If Oleg had an heir, it could very well be Polina.
She knew when an embrace was needed and when a slap was more appropriate.
The metallic aroma of vampire blood hit Oleg as soon as he reached the darkened corner where the factory’s safety showers were located.
Instead of a worker washing off chemicals, the spare white stall was occupied by a battered vampire with dark hair, pale skin, and a sour expression. He was tied to a chair with twisted barbed wire, his feet were on concrete, and his eyes burned holes in Oleg as he approached.
“Polya.” Oleg stopped at the edge of the area lit by searing white floodlights. “What did you find for me, my daughter?”
Polina rose from the chair opposite the bloody vampire and walked to Oleg, lifting her face to his and smiling. “Papa.”
He kissed her forehead and both cheeks before he pinched her chin affectionately. “This is the driver of the truck that hijacked ours?”
“No, the driver is dead.
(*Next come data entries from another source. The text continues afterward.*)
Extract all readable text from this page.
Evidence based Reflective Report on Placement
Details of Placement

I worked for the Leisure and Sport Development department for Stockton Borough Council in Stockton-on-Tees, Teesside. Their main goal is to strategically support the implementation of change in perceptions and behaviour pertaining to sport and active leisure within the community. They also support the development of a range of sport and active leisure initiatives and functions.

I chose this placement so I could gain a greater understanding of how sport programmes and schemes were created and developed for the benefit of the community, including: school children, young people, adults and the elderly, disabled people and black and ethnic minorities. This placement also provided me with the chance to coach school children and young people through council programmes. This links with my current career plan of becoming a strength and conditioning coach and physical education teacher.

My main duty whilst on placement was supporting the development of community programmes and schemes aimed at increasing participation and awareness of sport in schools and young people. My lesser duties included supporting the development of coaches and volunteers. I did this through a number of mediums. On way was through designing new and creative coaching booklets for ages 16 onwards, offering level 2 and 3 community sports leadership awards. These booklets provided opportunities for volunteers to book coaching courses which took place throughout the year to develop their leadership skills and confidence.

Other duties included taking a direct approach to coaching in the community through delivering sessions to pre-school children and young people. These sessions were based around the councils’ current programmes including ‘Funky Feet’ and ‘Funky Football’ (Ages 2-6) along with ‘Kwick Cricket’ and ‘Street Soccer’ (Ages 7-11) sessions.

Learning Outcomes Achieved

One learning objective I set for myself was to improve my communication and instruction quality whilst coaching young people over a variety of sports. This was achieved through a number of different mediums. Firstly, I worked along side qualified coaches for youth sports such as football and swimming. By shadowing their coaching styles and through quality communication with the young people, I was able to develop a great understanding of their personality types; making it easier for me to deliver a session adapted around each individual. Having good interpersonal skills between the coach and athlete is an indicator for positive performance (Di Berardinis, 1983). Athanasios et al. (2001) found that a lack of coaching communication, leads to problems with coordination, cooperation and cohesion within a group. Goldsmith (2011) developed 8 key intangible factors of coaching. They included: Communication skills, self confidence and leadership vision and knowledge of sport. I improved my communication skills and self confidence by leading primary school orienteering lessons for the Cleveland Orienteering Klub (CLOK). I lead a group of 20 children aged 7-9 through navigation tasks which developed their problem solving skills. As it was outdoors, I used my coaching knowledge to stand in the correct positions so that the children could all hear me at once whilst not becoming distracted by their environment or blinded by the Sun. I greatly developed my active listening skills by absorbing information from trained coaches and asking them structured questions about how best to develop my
He was human.” She nodded toward the vampire in the chair. “This is the one who killed the driver before I could get my hands on him.”
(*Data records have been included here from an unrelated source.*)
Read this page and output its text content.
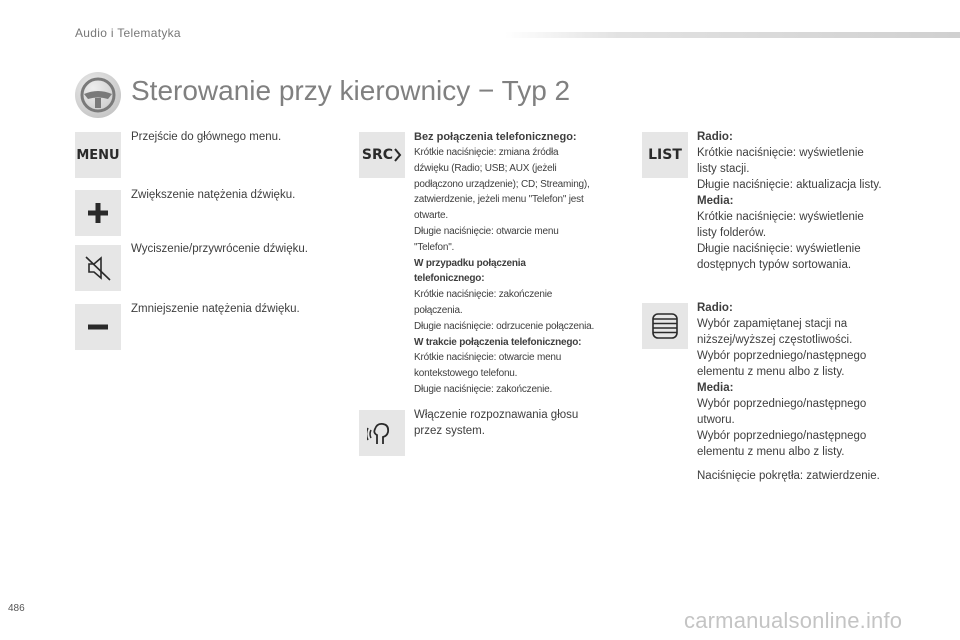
Audio i Telematyka
Sterowanie przy kierownicy − Typ 2
MENU
Przejście do głównego menu.
Zwiększenie natężenia dźwięku.
Wyciszenie/przywrócenie dźwięku.
Zmniejszenie natężenia dźwięku.
SRC
Bez połączenia telefonicznego:
Krótkie naciśnięcie: zmiana źródła
dźwięku (Radio; USB; AUX (jeżeli
podłączono urządzenie); CD; Streaming),
zatwierdzenie, jeżeli menu "Telefon" jest
otwarte.
Długie naciśnięcie: otwarcie menu
"Telefon".
W przypadku połączenia
telefonicznego:
Krótkie naciśnięcie: zakończenie
połączenia.
Długie naciśnięcie: odrzucenie połączenia.
W trakcie połączenia telefonicznego:
Krótkie naciśnięcie: otwarcie menu
kontekstowego telefonu.
Długie naciśnięcie: zakończenie.
Włączenie rozpoznawania głosu
przez system.
LIST
Radio:
Krótkie naciśnięcie: wyświetlenie
listy stacji.
Długie naciśnięcie: aktualizacja listy.
Media:
Krótkie naciśnięcie: wyświetlenie
listy folderów.
Długie naciśnięcie: wyświetlenie
dostępnych typów sortowania.
Radio:
Wybór zapamiętanej stacji na
niższej/wyższej częstotliwości.
Wybór poprzedniego/następnego
elementu z menu albo z listy.
Media:
Wybór poprzedniego/następnego
utworu.
Wybór poprzedniego/następnego
elementu z menu albo z listy.
Naciśnięcie pokrętła: zatwierdzenie.
486	carmanualsonline.info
The vile criminals had beaten Polina’s employee nearly to death, then hijacked a shipment of electronics that had been headed for Brest to be distributed to their Polish partners.
Polina’s people had tracked the truck to a warehouse in Baranavichy and quickly dispatched the humans and vampiresguarding it before bringing what appeared to be the ringleader back to Minsk.
“He’s the last one,” she said quietly. “There were no humans left by the time we got inside. Three dead ones though. I believe they killed them as soon as they realized we’d found them.”
Humans had minds that could be bent with amnis. Humans could tell secrets even if they were trusted.
“And how many vampires?”
“Four.”
Whoever was targeting Oleg’s shipments was devoting resources to the job. This had gone beyond regional friction. “Did you lose anyone?”
“In this hijacking? One vampire. His people were skilled fighters, but the moment I grabbed this one, they all reacted. They were looking at him for cues.”
“So he was in charge.” Oleg glanced at the glaring vampire. “Language?”
“None that we heard. No names. No documents.”
So not only good fighters but disciplined.